Debates about gun control continue after the elementary school shootings in Newtown, Connecticut, but an Iowa psychiatrist says the debate also needs to include mental health. Dr. Walter Duffy is the founder and CEO of Premier Psychiatric in Shenandoah.

Dr. Duffy says we first need to overcome the stigma about those needing mental health care. There’s another challenge, too. “Access is a difficult issue in various places because there’s not enough mental health providers to go around,” Duffy says. “Especially in the Midwest, psychiatry is very depleted, especially if you talk about child and adolescent psychiatry services.”

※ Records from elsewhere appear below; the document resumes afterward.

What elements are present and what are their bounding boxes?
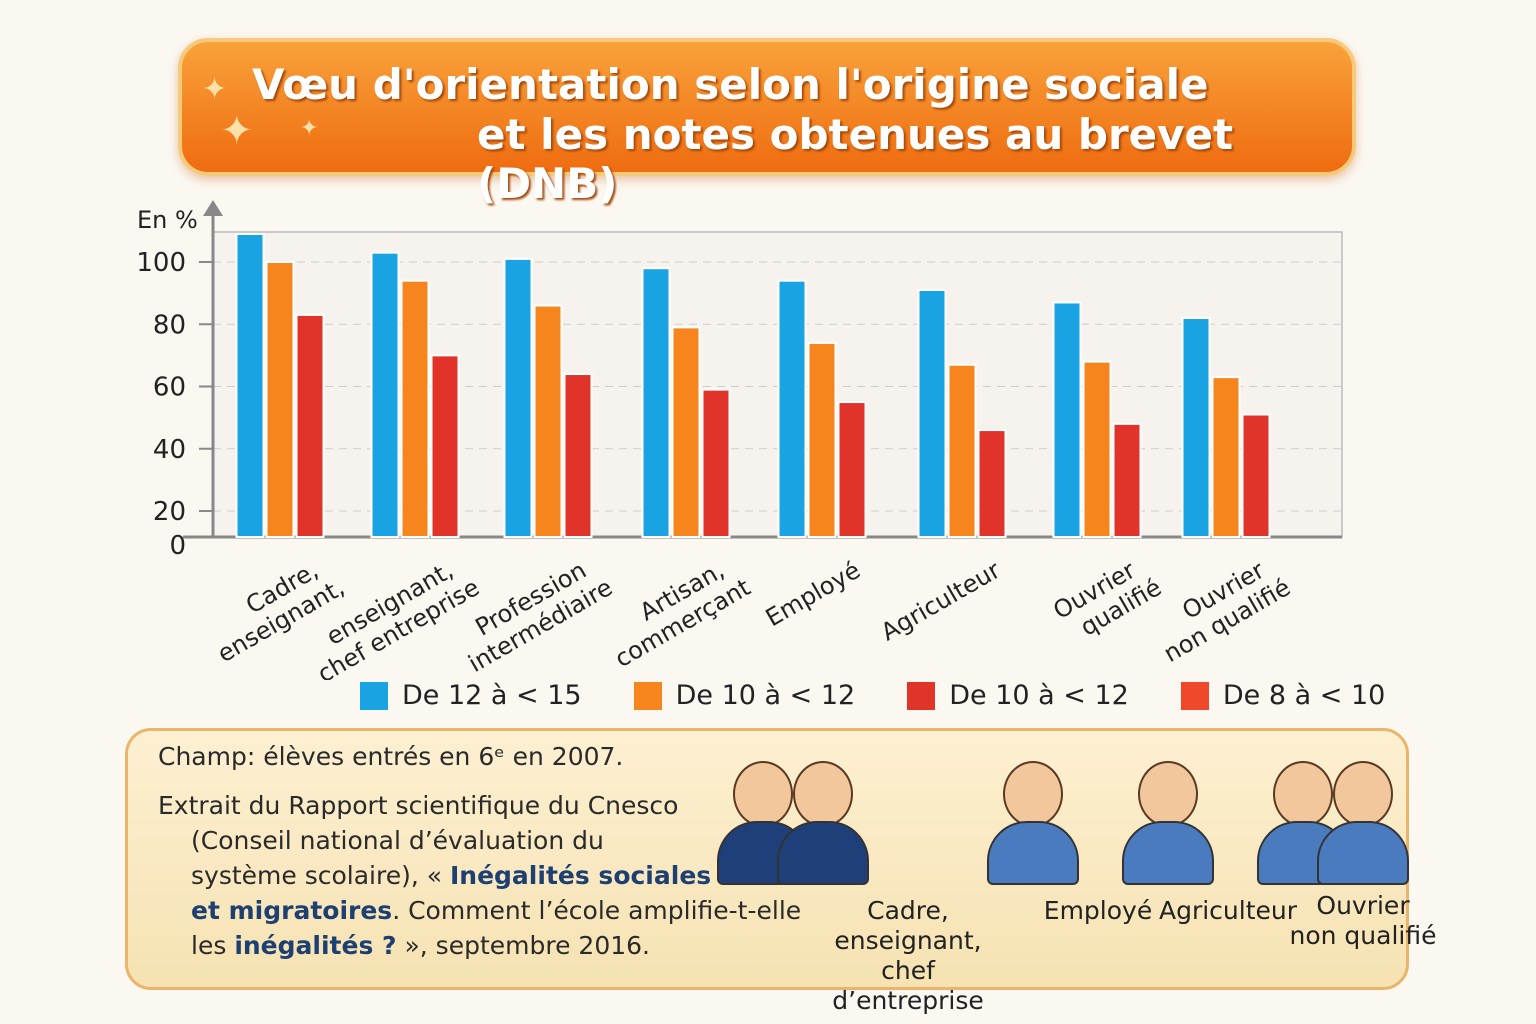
legend-label: De 8 à < 10: [1222, 680, 1386, 711]
source-note: Champ: élèves entrés en 6ᵉ en 2007. Extr…: [125, 728, 1437, 1015]
bar: [777, 279, 807, 538]
bar: [400, 279, 430, 538]
y-tick-label: 80: [153, 310, 186, 340]
bar: [1181, 317, 1211, 538]
bar: [1112, 422, 1142, 539]
bar: [295, 313, 325, 538]
sparkle-icon: ✦: [220, 108, 254, 154]
person-illustration: [713, 741, 869, 885]
person-label: Employé: [1043, 896, 1153, 925]
person-illustration: [983, 741, 1083, 885]
legend-swatch: [633, 681, 662, 710]
sparkle-icon: ✦: [300, 116, 319, 141]
bar: [671, 326, 701, 538]
title-line-2: et les notes obtenues au brevet (DNB): [477, 110, 1234, 208]
y-axis-arrow-icon: [203, 200, 223, 216]
legend-label: De 10 à < 12: [949, 680, 1129, 711]
source-text: système scolaire), «: [191, 861, 450, 890]
sparkle-icon: ✦: [202, 72, 228, 107]
source-text: », septembre 2016.: [396, 931, 650, 960]
bar: [370, 251, 400, 538]
x-tick-label: Ouvrierqualifié: [1049, 549, 1167, 649]
bar: [1052, 301, 1082, 538]
bar: [1211, 376, 1241, 538]
person-label: Cadre, enseignant, chef d’entreprise: [832, 896, 984, 1015]
person-illustration: [1118, 741, 1218, 885]
x-tick-label: Employé: [761, 556, 865, 632]
legend-item: De 8 à < 10: [1180, 680, 1386, 711]
bar-chart: 0 20 40 60 80 100 En % Cadre,enseignant,enseign…: [136, 200, 1343, 680]
x-tick-label: Agriculteur: [876, 556, 1005, 647]
x-tick-label: Professionintermédiaire: [450, 549, 617, 678]
field-note: Champ: élèves entrés en 6ᵉ en 2007.: [158, 742, 624, 771]
bar: [235, 232, 265, 539]
y-tick-label: 0: [169, 531, 186, 561]
source-line: (Conseil national d’évaluation du: [191, 826, 604, 855]
person-illustration: [1253, 741, 1409, 885]
title-banner: ✦ ✦ ✦ Vœu d'orientation selon l'origine …: [178, 38, 1356, 208]
legend-item: De 10 à < 12: [633, 680, 856, 711]
bar: [430, 354, 460, 538]
y-tick-label: 100: [136, 248, 186, 278]
bar: [701, 388, 731, 538]
bar: [503, 257, 533, 538]
x-tick-label: Artisan,commerçant: [596, 549, 755, 673]
bar: [1241, 413, 1271, 539]
legend-label: De 12 à < 15: [402, 680, 582, 711]
legend-item: De 10 à < 12: [907, 680, 1129, 711]
legend-label: De 10 à < 12: [675, 680, 856, 711]
legend-swatch: [1180, 681, 1209, 710]
legend: De 12 à < 15 De 10 à < 12 De 10 à < 12 De 8…: [360, 680, 1385, 711]
x-tick-label: Ouvriernon qualifié: [1145, 549, 1295, 668]
bar: [641, 267, 671, 538]
source-text: les: [191, 931, 235, 960]
source-text: . Comment l’école amplifie-t-elle: [392, 896, 802, 925]
bar: [837, 401, 867, 538]
x-tick-label: Cadre,enseignant,: [199, 549, 349, 668]
bar: [917, 289, 947, 539]
y-tick-label: 60: [153, 373, 186, 403]
y-tick-label: 40: [153, 435, 186, 465]
x-tick-label: enseignant,chef entreprise: [299, 549, 484, 680]
bar: [1082, 360, 1112, 538]
source-bold: et migratoires: [191, 896, 393, 925]
bar: [807, 341, 837, 538]
bar: [265, 261, 295, 538]
source-line: Extrait du Rapport scientifique du Cnesc…: [158, 791, 679, 820]
legend-item: De 12 à < 15: [360, 680, 582, 711]
y-tick-label: 20: [153, 497, 186, 527]
bar: [977, 429, 1007, 539]
bar: [563, 373, 593, 538]
source-bold: Inégalités sociales: [449, 861, 712, 890]
bar: [947, 363, 977, 538]
bar: [533, 304, 563, 539]
person-label: Ouvrier non qualifié: [1289, 891, 1437, 950]
title-line-1: Vœu d'orientation selon l'origine social…: [252, 60, 1209, 109]
y-axis-label: En %: [137, 206, 198, 234]
person-label: Agriculteur: [1158, 896, 1298, 925]
legend-swatch: [360, 681, 388, 710]
legend-swatch: [907, 681, 936, 710]
source-bold: inégalités ?: [234, 931, 397, 960]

Duffy says even where service is available, there can be another obstacle — the willingness of a person to get the help they need. “If you do not have people onboard with wanting to obtain services, it’s very difficult in this country to make somebody take services,” Duffy says. “If you look at, like emergency protective custody where the courts take over and say you have to receive services. That’s only for people nowadays who are acutely suicidal or acutely homicidal.”

Duffy says one of the goals of his practice is to provide service to rural areas where services may not be readily available. “We also do tele-health where we go out to rural communities,” Duffy says. “I don’t like it that people have to drive two hours to see us here. I grew up in a farming community. People need the services where they are and there’s a lot of things like tele-health and other technologies going forward where we can make some big in-roads in that area.”

Premier Psychiatric offers tele-health services in Nebraska, Iowa and South Dakota. He says they hope to expand in 2013 to reach additional rural areas.